Irã anuncia ter atacado gabinete de Benjamin Netanyahu, diz agência
Israel diz que não houve feridos. Tensão no Oriente Médio disparou após ataques de Israel e dos Estados Unidos no último sábado
A Guarda Revolucionária do Irã reivindicou nesta segunda-feira, 2, a autoria de um ataque com mísseis contra o gabinete do primeiro-ministro israelense, Benjamin Netanyahu, em Tel Aviv, e o quartel-general do comandante da Força Aérea de Israel.
“O gabinete do primeiro-ministro criminoso do regime sionista e a sede do comandante da força aérea do regime foram atacados”, afirmou o exército ideológico da República Islâmica em um comunicado divulgado pela agência de notícias iraniana Fars.
Ainda segundo a nota, mísseis Kheibar foram utilizados no ataque “direcionado e surpresa”. O artefato, apresentado e testado em maio de 2023, tem um alcance de 2.000 km e capacidade para ogivas de 1.500 kg.
A mídia iraniana acrescentou que o destino de Netanyahu estava “envolto em incerteza”, embora não haja confirmação independente sobre seu estado de saúde. Israel, por sua vez, afirmou que não houve feridos.
Os iranianos reagem aos ataques lançados no último sábado, que resultaram na morte do líder supremo Ali Khamenei e de chefes militares. Também houve uma série de novas explosões em Jerusalém nesta segunda-feira, informaram jornalistas da AFP, após as Forças de Defesa de Israel (IDF, na sigla em inglês) terem afirmado ter detectado novos mísseis lançados do Irã.
“Há pouco tempo, as IDF identificaram mísseis lançados do Irã em direção ao território do Estado de Israel. Os sistemas de defesa estão operando para interceptar a ameaça”, disseram os militares em um comunicado.
Pelo menos 555 pessoas foram mortas no Irã até o momento pela campanha conjunta EUA-Israel, informou a Sociedade do Crescente Vermelho Iraniano. Nove israelenses morreram devido à retaliação, bem como cinco pessoas em países do Golfo visados por abrigarem bases militares americanas: uma no Kuwait, três nos Emirados Árabes Unidos e uma no Bahrein.
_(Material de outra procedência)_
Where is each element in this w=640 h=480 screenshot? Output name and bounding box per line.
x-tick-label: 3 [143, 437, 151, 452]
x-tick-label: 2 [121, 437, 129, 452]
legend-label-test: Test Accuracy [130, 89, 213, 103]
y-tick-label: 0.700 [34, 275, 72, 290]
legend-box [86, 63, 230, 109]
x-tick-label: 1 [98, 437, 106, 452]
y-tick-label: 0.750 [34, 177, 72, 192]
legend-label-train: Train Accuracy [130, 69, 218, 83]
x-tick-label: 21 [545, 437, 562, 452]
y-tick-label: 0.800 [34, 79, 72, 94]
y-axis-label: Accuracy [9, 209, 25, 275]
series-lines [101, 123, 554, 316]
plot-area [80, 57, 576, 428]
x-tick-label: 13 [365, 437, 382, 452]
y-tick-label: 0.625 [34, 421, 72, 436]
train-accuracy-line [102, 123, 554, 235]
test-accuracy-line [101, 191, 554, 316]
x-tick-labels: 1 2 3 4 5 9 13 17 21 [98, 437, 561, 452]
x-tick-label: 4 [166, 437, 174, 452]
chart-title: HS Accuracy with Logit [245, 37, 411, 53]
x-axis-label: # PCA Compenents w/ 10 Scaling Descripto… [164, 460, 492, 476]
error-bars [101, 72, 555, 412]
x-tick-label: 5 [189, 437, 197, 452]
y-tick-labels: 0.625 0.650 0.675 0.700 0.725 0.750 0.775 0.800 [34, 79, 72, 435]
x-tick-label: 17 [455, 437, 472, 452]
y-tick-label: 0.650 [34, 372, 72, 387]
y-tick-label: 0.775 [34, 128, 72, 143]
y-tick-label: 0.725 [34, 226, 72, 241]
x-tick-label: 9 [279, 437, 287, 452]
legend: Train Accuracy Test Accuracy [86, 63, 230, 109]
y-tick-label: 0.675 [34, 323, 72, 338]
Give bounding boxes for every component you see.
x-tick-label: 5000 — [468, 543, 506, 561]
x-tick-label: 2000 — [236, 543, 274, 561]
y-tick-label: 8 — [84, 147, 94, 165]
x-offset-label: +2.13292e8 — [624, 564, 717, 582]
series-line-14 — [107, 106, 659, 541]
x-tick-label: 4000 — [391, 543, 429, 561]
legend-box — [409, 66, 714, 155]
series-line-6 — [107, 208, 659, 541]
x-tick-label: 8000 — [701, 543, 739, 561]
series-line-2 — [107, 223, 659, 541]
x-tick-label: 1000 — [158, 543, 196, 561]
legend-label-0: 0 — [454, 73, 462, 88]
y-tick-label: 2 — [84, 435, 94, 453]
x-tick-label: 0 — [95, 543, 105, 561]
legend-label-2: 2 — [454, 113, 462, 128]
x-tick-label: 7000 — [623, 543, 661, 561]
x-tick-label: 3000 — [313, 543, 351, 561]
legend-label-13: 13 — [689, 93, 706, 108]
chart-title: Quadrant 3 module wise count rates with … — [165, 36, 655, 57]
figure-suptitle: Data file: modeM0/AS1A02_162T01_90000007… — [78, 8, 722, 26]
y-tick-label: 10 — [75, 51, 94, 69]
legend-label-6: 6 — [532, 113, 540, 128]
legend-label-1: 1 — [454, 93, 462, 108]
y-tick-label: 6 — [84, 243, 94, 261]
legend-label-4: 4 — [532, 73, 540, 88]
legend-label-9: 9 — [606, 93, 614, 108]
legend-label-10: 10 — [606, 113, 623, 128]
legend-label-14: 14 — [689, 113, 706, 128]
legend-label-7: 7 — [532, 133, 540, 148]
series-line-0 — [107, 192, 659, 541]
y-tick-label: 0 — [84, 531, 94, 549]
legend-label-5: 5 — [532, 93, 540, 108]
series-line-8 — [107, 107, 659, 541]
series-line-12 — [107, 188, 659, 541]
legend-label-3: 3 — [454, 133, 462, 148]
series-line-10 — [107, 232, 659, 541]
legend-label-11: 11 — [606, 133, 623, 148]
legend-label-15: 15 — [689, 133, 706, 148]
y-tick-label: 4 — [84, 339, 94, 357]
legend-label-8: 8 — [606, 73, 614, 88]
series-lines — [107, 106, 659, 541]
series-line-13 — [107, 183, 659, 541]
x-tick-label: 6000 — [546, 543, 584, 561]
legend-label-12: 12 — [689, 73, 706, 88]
Nesta segunda-feira, Ali Larijani, chefe do Conselho Supremo de Segurança Nacional de Teerã, disse que o Irã “não negociará com os Estados Unidos”. A declaração contradiz Donald Trump, que antes havia dito que as novas lideranças queriam retomar as negociações após o ataque.
Em uma publicação no X, Larijani negou as informações da imprensa de que as autoridades iranianas tentaram iniciar conversações com o governo Trump após a onda de ataques americanos e israelenses no fim de semana, que aconteceu após uma série de negociações nucleares entre Teerã e Washington.